Gail Shea Egmont, PE

Madam Chair, I will tell the House what would be a slap in the face to the industry. It would be mismanagement enough to allow overfishing and actually fishing out the resource.

What we are doing is protecting the future for the fishermen's children and grandchildren.

As I said, this was not a decision that was taken lightly, but I can say that these decisions are based on science. If we look back to what happened to the cod fishery in Newfoundland, we should have been making more decisions based on science. We cannot just look after today.

I know that this is causing a lot havoc for a lot of people and they are trying to cope.

I can tell the hon. member that last October the federal government transferred labour market agreement and labour market development agreement funds to the province and it has the flexibility to assist the people who are currently out of work.

There is not a big crab processing sector on Prince Edward Island, but some people no doubt will be affected. We have talked to many of the financial institutions.

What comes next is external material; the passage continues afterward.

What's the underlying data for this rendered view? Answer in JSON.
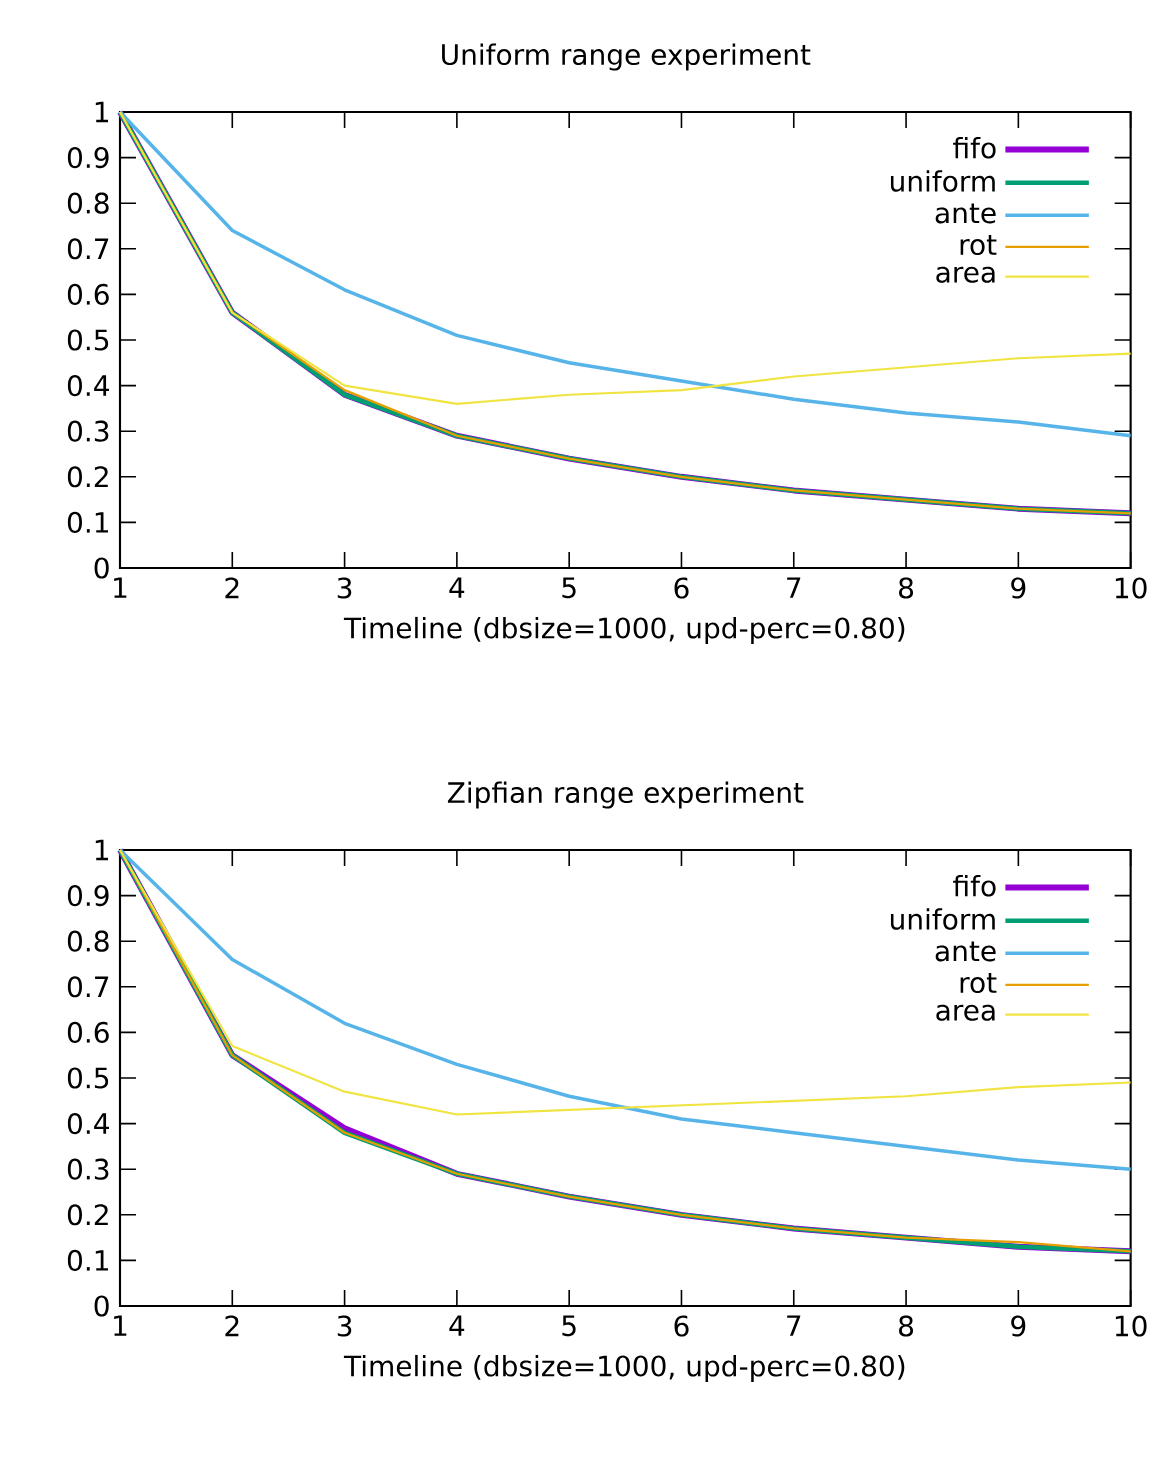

In a lot of cases, provinces are financing enterprises and they have been flexible in their repayment terms because they realize that people are seeing some hard times in this fishery sector.

ATLANTIC SHELLFISH INDUSTRY
Government Orders

6:40 p.m.

Bloc

Raynald Blais Gaspésie—Îles-de-la-Madeleine, QC

Madam Chair, I can see that the minister cares and that she is sincere. But this is a case of once bitten, twice shy. There was a program to support the lobster fishery, but the money spent added up to barely 60% of the expected amount. Either the criteria or the planning fell short, or both.

The crab fishery is in crisis, and that is affecting fishers, their helpers, factory workers and communities. Let us not forget that the quota was cut by 63%. That percentage applies to Quebec's economy and all affected maritime provinces. I had an opportunity to ask several questions about that. The answers that I have received to date suggest that there is no government assistance plan. This is happening now. It started several days ago—several weeks even. It is almost over. Plant workers are in danger of losing their jobs over the next few days, perhaps this weekend.

How does the government plan to help the helpers and plant workers who are feeling the effects of this crisis? I have not heard the federal government say anything about a plan to help these people.